また、他の人との接触を避けて、うがい・手洗いを徹底することも非常に大切な対処法となります。

安静にする

ヘルパンギーナは、体が自己回復するためにも、十分な休息を取ることが重要です。発熱がひどい場合には、病院で解熱剤を処方してもらいます。

水分補給を行う

熱がある時や口内に痛みがある場合、水分補給は特に重要です。水分を摂取することで脱水を防ぎ、喉の痛みを和らげます。暖かいスープやフルーツジュース、ハーブティーなども適しています。

軟らかい食事を摂る

口の中の痛みにより、固形食品を食べるのが困難な場合があります。その場合は、ヨーグルトやプリン、アイスクリームなどの柔らかい食べ物が良い選択となります。口の中にできた水ぶくれなどの口内炎に対しては、鎮痛解熱薬で痛みを和らげたり、粘膜保護剤の軟膏などが処方されることがあります。

子供のヘルパンギーナ発症時の食べ物や飲み物

子供のヘルパンギーナ発症時の食べ物や飲み物

ヘルパンギーナに感染すると、口の中や喉の痛みによって、通常の食事ができない場合があります。

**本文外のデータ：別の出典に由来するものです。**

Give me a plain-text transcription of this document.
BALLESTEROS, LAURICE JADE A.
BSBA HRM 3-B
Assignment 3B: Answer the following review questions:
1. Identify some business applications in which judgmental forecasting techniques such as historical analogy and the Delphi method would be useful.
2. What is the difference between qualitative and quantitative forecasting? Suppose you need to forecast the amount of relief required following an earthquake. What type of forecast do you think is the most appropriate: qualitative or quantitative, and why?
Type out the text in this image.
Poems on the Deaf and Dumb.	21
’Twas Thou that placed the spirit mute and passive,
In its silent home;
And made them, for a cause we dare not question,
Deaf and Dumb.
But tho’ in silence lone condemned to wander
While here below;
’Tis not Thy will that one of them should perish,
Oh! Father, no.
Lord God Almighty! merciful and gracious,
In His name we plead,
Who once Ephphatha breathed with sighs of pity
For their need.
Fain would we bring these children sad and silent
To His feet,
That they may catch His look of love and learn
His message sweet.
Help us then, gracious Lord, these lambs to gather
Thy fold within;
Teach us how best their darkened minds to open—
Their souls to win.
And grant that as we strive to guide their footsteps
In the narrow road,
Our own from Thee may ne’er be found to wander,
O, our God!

そこで、ヘルパンギーナ発症時に適した食べ物や飲み物は、口の中の痛みを刺激しないような柔らかく、温度の高すぎない食物です。逆に、硬い食べ物や熱すぎる食べ物、辛い物や刺激が強い飲み物などはNGとなります。

ヨーグルトやアイスクリーム

ヨーグルトやアイスクリームは冷たくて柔らかく、口に入れると溶けていきますので、口の中の痛みを和らげます。

プリンやゼリー、スープ

プリンやゼリーも喉に優しく、栄養補給にもなります。また、スープも飲み込みやすく、栄養が豊富です。ただし、熱すぎるものは口の痛みを悪化させる可能性がありますので、十分に冷ましてから食べさせる必要があります。

果物ジュースやスムージー

果物のフルーツジュースやスムージーも、栄養が豊富で飲み込みやすい飲み物です。ただ、酸味の強いジュースや炭酸水などは、口の中の痛みを刺激する場合がありますので、少し甘めのジュースが良いでしょう。